What can only be described as an ideological attack on the poor, on arts and humanities—on critical thought and production and on what little remains of the British welfare state—threw Britain into a state of crisis. In response, we demanded free education for all, for cultural assets to be managed through democratic processes, for decisions about the future of culture and education to stay out of the hands of non-elected “advisors” (such as Lord Browne, former Chief Executive of British Petroleum and current Chair of Trustees of the Tate Gallery). We also shouted that our resistance to the current cuts is not a call for the restoration of New Labour’s public-private confusion, but something else: the articulation of a cultural and political commons.
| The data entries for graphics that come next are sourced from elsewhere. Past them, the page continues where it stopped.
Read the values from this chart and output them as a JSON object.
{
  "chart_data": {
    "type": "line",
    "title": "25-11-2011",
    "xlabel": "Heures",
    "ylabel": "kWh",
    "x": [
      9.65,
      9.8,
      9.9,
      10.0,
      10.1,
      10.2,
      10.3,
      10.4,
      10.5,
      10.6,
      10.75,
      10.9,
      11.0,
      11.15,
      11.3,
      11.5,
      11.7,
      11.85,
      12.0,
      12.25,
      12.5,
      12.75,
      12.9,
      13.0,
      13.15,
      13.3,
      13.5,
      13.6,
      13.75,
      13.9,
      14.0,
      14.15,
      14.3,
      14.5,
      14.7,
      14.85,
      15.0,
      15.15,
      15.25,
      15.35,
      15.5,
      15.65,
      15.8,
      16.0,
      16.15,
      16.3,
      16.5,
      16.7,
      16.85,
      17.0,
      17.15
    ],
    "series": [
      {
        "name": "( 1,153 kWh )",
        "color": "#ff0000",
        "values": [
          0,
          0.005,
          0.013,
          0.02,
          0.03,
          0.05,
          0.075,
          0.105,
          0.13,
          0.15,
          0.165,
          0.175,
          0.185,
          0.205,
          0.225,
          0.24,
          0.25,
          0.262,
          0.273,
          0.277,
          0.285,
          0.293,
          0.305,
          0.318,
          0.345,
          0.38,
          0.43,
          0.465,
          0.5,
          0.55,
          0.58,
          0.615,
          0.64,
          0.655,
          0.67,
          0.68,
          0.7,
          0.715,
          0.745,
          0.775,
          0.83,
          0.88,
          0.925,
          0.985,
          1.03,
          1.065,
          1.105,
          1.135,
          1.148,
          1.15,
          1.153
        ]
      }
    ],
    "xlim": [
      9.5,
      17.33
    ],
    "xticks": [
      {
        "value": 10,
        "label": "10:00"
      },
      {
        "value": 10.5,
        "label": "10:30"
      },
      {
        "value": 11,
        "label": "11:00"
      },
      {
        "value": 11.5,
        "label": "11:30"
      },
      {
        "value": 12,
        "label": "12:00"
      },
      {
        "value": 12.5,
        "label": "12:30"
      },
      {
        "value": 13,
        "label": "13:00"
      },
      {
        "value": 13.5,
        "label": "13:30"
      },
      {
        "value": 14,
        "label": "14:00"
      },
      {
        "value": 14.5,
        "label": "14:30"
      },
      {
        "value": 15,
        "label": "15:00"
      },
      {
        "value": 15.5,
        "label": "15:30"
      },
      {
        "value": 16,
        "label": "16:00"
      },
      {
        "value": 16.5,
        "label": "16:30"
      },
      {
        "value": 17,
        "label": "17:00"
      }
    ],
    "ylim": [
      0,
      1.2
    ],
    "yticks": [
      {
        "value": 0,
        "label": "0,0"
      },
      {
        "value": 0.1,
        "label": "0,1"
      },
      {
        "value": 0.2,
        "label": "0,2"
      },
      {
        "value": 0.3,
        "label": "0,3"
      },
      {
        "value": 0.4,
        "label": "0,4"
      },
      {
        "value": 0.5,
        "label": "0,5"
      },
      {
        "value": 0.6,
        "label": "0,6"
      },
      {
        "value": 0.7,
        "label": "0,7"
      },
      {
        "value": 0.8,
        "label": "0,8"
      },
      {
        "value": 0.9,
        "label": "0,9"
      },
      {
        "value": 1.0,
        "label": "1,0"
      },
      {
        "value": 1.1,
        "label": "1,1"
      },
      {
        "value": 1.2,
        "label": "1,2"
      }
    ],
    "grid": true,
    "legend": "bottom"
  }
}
Finally, we demanded an end to police violence and showed solidarity with those who have been arrested, and against those who have suspended our right to be in the streets.
In the frenzied chronicling of this autumn of discontent, and of a movement with no end in sight, it is impossible to analyze from outside, to make reviews or predictions about “them”—the students, artists, or activists. With the force of life that has moved us from art school to art school, from campus to campus, from meeting to meeting, those regimes of spectatorship, observation, and aesthetic judgment (in all their contemporary pseudo-critical wrappings) that felt so impenetrable before, suddenly seem anachronistic in the context here and now.
We therefore write our recount in fragments, moments, and movements from the multiplicity and power of these recent events that we do not yet know how to name. Names will surely come, but there is also tremendous happiness in the semioclasm of the early days and nights of a movement at its beginning.